How do the methods compare with respect to runtime?
tmp <- lapply(names(result_lst), function(method_name) {
times <- result_lst[[method_name]]$times
delta_t_total <- as.numeric(times$done) - as.numeric(times$start_time)
delta_t_model <- as.numeric(times$reg_model_pars) - as.numeric(times$get_model_pars)
data.frame(method_name, delta_t_total, delta_t_model)
})
df <- do.call(rbind, tmp) %>% mutate(delta_t_rest = delta_t_total - delta_t_model)
df$method_name <- factor(df$method_name, levels = df$method_name, ordered = TRUE)
df <- arrange(df, delta_t_total) %>% mutate(method_name = factor(method_name, unique(method_name)))

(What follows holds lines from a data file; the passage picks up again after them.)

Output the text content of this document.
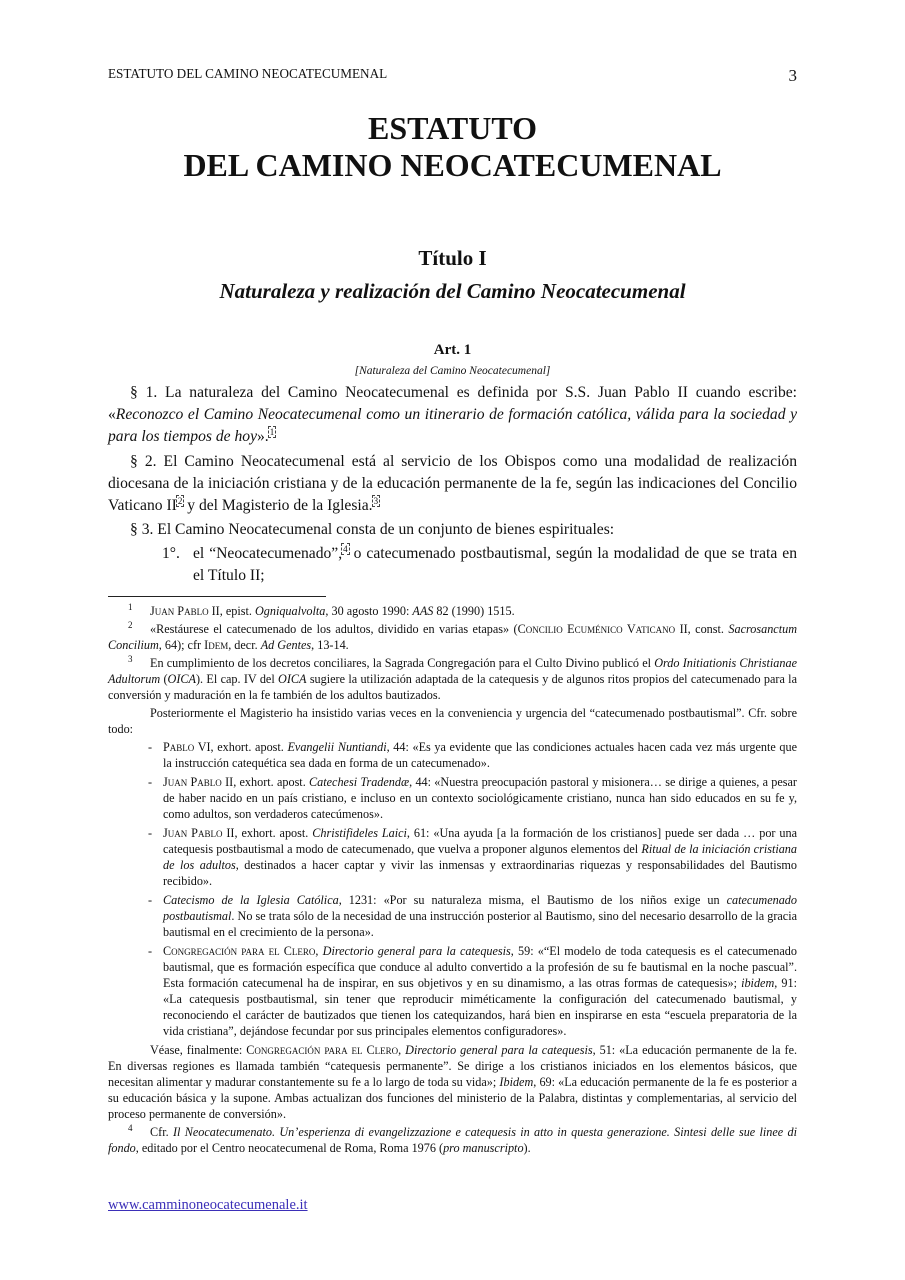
ESTATUTO DEL CAMINO NEOCATECUMENAL	3
ESTATUTO
DEL CAMINO NEOCATECUMENAL
Título I
Naturaleza y realización del Camino Neocatecumenal
Art. 1
[Naturaleza del Camino Neocatecumenal]

§ 1. La naturaleza del Camino Neocatecumenal es definida por S.S. Juan Pablo II cuando escribe: «Reconozco el Camino Neocatecumenal como un itinerario de formación católica, válida para la sociedad y para los tiempos de hoy».$^1$

§ 2. El Camino Neocatecumenal está al servicio de los Obispos como una modalidad de realización diocesana de la iniciación cristiana y de la educación permanente de la fe, según las indicaciones del Concilio Vaticano II$^2$ y del Magisterio de la Iglesia.$^3$

§ 3. El Camino Neocatecumenal consta de un conjunto de bienes espirituales:

1°. el “Neocatecumenado”,$^4$ o catecumenado postbautismal, según la modalidad de que se trata en el Título II;

1 Juan Pablo II, epist. Ogniqualvolta, 30 agosto 1990: AAS 82 (1990) 1515.

2 «Restáurese el catecumenado de los adultos, dividido en varias etapas» (Concilio Ecuménico Vaticano II, const. Sacrosanctum Concilium, 64); cfr Idem, decr. Ad Gentes, 13-14.

3 En cumplimiento de los decretos conciliares, la Sagrada Congregación para el Culto Divino publicó el Ordo Initiationis Christianae Adultorum (OICA). El cap. IV del OICA sugiere la utilización adaptada de la catequesis y de algunos ritos propios del catecumenado para la conversión y maduración en la fe también de los adultos bautizados.

Posteriormente el Magisterio ha insistido varias veces en la conveniencia y urgencia del “catecumenado postbautismal”. Cfr. sobre todo:

- Pablo VI, exhort. apost. Evangelii Nuntiandi, 44: «Es ya evidente que las condiciones actuales hacen cada vez más urgente que la instrucción catequética sea dada en forma de un catecumenado».
- Juan Pablo II, exhort. apost. Catechesi Tradendæ, 44: «Nuestra preocupación pastoral y misionera… se dirige a quienes, a pesar de haber nacido en un país cristiano, e incluso en un contexto sociológicamente cristiano, nunca han sido educados en su fe y, como adultos, son verdaderos catecúmenos».
- Juan Pablo II, exhort. apost. Christifideles Laici, 61: «Una ayuda [a la formación de los cristianos] puede ser dada … por una catequesis postbautismal a modo de catecumenado, que vuelva a proponer algunos elementos del Ritual de la iniciación cristiana de los adultos, destinados a hacer captar y vivir las inmensas y extraordinarias riquezas y responsabilidades del Bautismo recibido».
- Catecismo de la Iglesia Católica, 1231: «Por su naturaleza misma, el Bautismo de los niños exige un catecumenado postbautismal. No se trata sólo de la necesidad de una instrucción posterior al Bautismo, sino del necesario desarrollo de la gracia bautismal en el crecimiento de la persona».
- Congregación para el Clero, Directorio general para la catequesis, 59: «“El modelo de toda catequesis es el catecumenado bautismal, que es formación específica que conduce al adulto convertido a la profesión de su fe bautismal en la noche pascual”. Esta formación catecumenal ha de inspirar, en sus objetivos y en su dinamismo, a las otras formas de catequesis»; ibidem, 91: «La catequesis postbautismal, sin tener que reproducir miméticamente la configuración del catecumenado bautismal, y reconociendo el carácter de bautizados que tienen los catequizandos, hará bien en inspirarse en esta “escuela preparatoria de la vida cristiana”, dejándose fecundar por sus principales elementos configuradores».

Véase, finalmente: Congregación para el Clero, Directorio general para la catequesis, 51: «La educación permanente de la fe. En diversas regiones es llamada también “catequesis permanente”. Se dirige a los cristianos iniciados en los elementos básicos, que necesitan alimentar y madurar constantemente su fe a lo largo de toda su vida»; Ibidem, 69: «La educación permanente de la fe es posterior a su educación básica y la supone. Ambas actualizan dos funciones del ministerio de la Palabra, distintas y complementarias, al servicio del proceso permanente de conversión».

4 Cfr. Il Neocatecumenato. Un’esperienza di evangelizzazione e catequesis in atto in questa generazione. Sintesi delle sue linee di fondo, editado por el Centro neocatecumenal de Roma, Roma 1976 (pro manuscripto).

www.camminoneocatecumenale.it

melt(df, id.vars = "method_name", measure.vars = c("delta_t_model", "delta_t_rest")) %>%
ggplot(aes(method_name, value, fill = variable)) + geom_bar(position = "stack",
stat = "identity") + theme(axis.text.x = element_text(angle = 45, vjust = 1,
hjust = 1)) + xlab("Method") + ylab("Wall clock time in seconds") + scale_fill_discrete(name = "Part of algorithm",
labels = c("Model fitting", "Rest"))
df
#> method_name delta_t_total delta_t_model delta_t_rest
#> 1 offset 12.77798 0.3969212 12.38106
#> 2 offset_shared_theta_estimate 14.48155 2.1186938 12.36286
#> 3 qpoisson 16.43803 3.7639441 12.67408
#> 4 poisson-theta.mm 19.81587 7.1540921 12.66178
#> 5 glmGamPoi 32.08939 19.0863469 13.00304
#> 6 poisson-theta.ml 70.75487 58.1091411 12.64573
#> 7 nb_fast-theta.mm 72.42107 58.9494340 13.47164
#> 8 nb_fast-theta.ml 124.26923 110.7357450 13.53348
#> 9 nb 642.00292 628.8870690 13.11585
The runtime comparison above is not an in-depth benchmark, but it gives a good idea about the relative speed of the different methods. All times above were obtained using a single CPU core. However, the model fitting step supports the Future API for parallel processing.